A couple weeks back I posted a thread of the first saya I made. I did not have the proper tools to make a saya but I tried with what I had laying around anyhow. I was happy with the end result but I decided if I was going to make more that I should invest in some proper tool.




[/IMG]

I purchased a 1/4" and a 1/2" hatachi white steel japanese made chisel and a pair of hand planes. I also got some new wood, tulip, zircote,olive,and some purpleheart.

I'm now ready to try again!


----------



## The hekler (Oct 21, 2011)

Looking forward to seeing some results especially that purpleheart.


----------



## macmiddlebrooks (Oct 21, 2011)

Very nice, I like those hand planes.


----------



## Eamon Burke (Oct 21, 2011)

That is a fantastic purchase!


......you know we need a person to do sayas around here now that marko has turned his thoughts to steel and machines.....just sayin


----------



## Marko Tsourkan (Oct 21, 2011)

Yes, it is a good start and I am glad somebody is doing it. 

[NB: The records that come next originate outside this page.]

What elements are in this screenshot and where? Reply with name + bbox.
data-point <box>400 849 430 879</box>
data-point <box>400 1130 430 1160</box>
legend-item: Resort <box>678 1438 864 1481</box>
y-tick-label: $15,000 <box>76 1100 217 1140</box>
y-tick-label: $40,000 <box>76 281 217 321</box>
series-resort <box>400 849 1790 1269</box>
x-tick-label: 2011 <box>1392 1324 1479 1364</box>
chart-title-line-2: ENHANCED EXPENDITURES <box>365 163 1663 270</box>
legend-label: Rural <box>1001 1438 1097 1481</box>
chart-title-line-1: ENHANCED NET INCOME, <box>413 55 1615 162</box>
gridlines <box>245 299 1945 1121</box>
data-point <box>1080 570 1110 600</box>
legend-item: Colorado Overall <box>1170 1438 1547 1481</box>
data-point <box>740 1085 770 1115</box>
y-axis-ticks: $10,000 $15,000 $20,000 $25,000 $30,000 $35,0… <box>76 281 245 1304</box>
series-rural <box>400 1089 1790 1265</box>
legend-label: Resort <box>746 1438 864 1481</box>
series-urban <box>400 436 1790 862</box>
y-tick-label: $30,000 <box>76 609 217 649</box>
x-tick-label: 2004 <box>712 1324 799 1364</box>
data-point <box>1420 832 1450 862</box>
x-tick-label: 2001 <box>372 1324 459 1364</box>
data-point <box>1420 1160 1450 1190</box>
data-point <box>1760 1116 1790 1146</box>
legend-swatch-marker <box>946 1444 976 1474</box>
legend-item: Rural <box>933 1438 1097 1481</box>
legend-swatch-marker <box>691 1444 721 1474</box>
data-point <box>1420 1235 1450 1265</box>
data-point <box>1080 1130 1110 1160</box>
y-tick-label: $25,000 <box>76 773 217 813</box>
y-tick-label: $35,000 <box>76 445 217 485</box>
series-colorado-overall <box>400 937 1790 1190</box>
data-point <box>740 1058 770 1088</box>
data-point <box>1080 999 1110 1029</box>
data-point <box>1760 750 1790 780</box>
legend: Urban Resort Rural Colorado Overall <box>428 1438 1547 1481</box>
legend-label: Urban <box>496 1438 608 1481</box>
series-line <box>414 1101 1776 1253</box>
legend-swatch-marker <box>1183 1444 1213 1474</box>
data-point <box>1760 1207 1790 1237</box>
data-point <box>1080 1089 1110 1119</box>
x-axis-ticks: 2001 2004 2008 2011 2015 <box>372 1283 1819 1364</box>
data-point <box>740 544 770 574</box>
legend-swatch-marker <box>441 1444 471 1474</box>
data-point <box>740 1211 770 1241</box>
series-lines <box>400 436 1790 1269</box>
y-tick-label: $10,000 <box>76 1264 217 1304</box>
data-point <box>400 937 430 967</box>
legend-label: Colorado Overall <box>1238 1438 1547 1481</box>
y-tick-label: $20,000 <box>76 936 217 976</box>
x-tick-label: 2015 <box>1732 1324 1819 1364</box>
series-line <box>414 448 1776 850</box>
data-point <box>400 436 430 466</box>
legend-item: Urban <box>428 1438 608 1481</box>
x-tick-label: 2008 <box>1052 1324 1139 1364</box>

It's hard to pursue too many hobbies at once. Time and concentration is in short supply.  

M


----------



## Eamon Burke (Nov 23, 2011)

How's this going? You still interested in making custom sayas?


----------



## Hattorichop (Nov 23, 2011)

Yeah Im still interested. My problem at the moment is my limited access to larger wood working tools. I do have a friend with everything I need but it is hard to arrange shop time with him as he is a busy man. I will be getting to his shop in the next couple of days and I should have another one made soon.
I hope to see some improvement from the first one,I will post a photo when I'm finished.


----------